Вот тут меня и выдернули из-за стола. Государь изволил пригласить барона Магеля на детский праздник! Великая честь!

Что делать барону Магелю на детском празднике? Вырос он из детских праздников, давно вырос. Но как отказать Государю?

Вот и пою песенку про срубленную под корешок ёлочку. Ну да, нарядная, на празднике побыла, а потом? Что было с ёлочкой после праздника?

И вот мы, проехав через тройной заслон, оказались перед Александровским дворцом.

Правый сопровождающий посмотрел на часы.

— Вовремя. Пройдемте, господин барон.

Прошли. К малоприметному боковому ходу.

Меня провели в изолятор. В помещение, предназначенное для пребывания лиц, не входящих в круг обычного общения Государя, но вызванных к Нему по Его воле.

Слуга снял с меня шубу, провел умыться и освежиться, потом вернул в изолятор, щеточкой почистил мое платье, предложил газету и чай с бутербродами. От чая я отказался, а газету взял, сегодняшнюю, вечернюю. Уселся и стал читать. Ничего особенного. Продолжается стачка фабричных рабочих. Несколько сот человек утром вознамерились было идти к Зимнему с петицией на имя Государя, но прохожие по пути высмеивали воинство Черного Злодея — так с недавних пор стали называть священника Гапона обыватели под влиянием новой фильмы, показываемой в синематографических театрах. Высмеивали, а порой и откровенно называли японскими пособниками. И с каждым кварталом число манифестантов таяло: с сотен до десятков, а потом и вообще осталось около дюжины. Оконфуженные, Гапон и его приближенные остановились у Троицкого Моста. На этом всё: номер отдан в типографию, ждите специальный выпуск!

Ну, допустим, допустим. Шествие не получилось, расстрел манифестантов не состоялся. Сегодня не состоялся.

А завтра, через месяц, летом?

Всё висит на ниточке.

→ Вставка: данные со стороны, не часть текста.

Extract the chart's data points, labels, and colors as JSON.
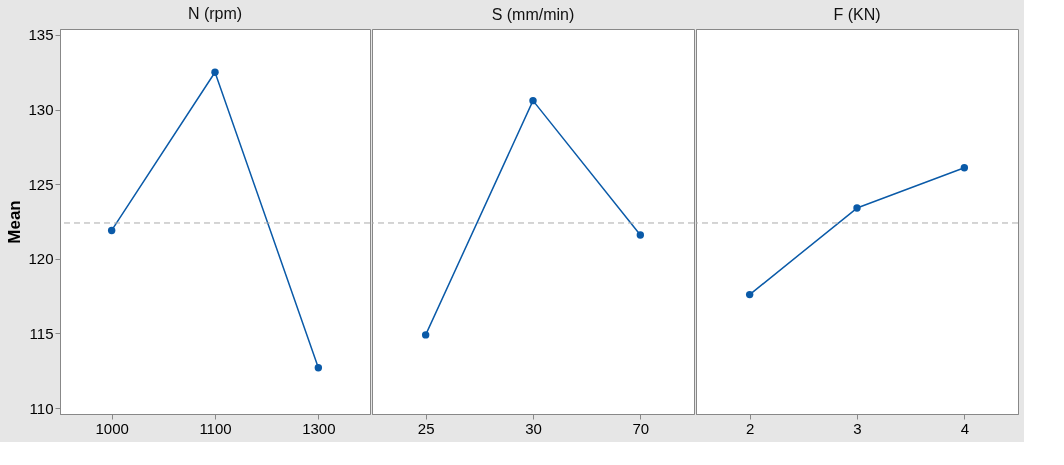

Положим, удалось спрятать ножницы, и эту ниточку сегодня не перерезали. Но ножницы не единственные, а ещё есть ножи, косы и прочие острые инструменты. Все не спрячешь. А, главное, ниточка и без инструментов лопнет, потому что груз всё тяжелее и тяжелее.

Но разница всё-таки есть. Две капли дождя, упавшие рядышком на водоразделе, могут попасть в разные океаны. То ж с историей — ничтожные нюансы способны привести к разительным последствиям.

Посмотрим. Шеф посмотрит. У него свой синематограф. Весь мир для него театр.

Я дошел до шахматной страницы, которую за сто пятьдесят рублей в месяц ведёт господин Чигорин. Дошёл и отложил — никакого настроения разбирать шахматные партии у меня не было. Не до того.

И тут, словно подсмотрев — или в самом деле подсмотрев — пришел камергер, барон фон Корф и после обмена обязательными любезностями сообщил, что Государь ждёт меня.

А уж я-то как жду!

Коридоры, ковры, картины…

Государь встретил нас в кабинете. Большой кабинет, приятный. С диваном, с биллиардным столом. Книги тоже есть. Сиди, работай. А надоест — покатай шары. Рояля не хватает, чтобы в минуты тягостных раздумий о судьбах родины сыграть бетховенскую «Аппассионату» и тем пробудить волю, прозорливость и энергию. Собачий вальс сыграть тоже можно.

За письменным столом, очень хорошем, сидел государь. В двух шагах от него — человек штатский, судя по всему — доверенное лицо. Известный хирург, восходящее светило, Сергей Петрович Фёдоров.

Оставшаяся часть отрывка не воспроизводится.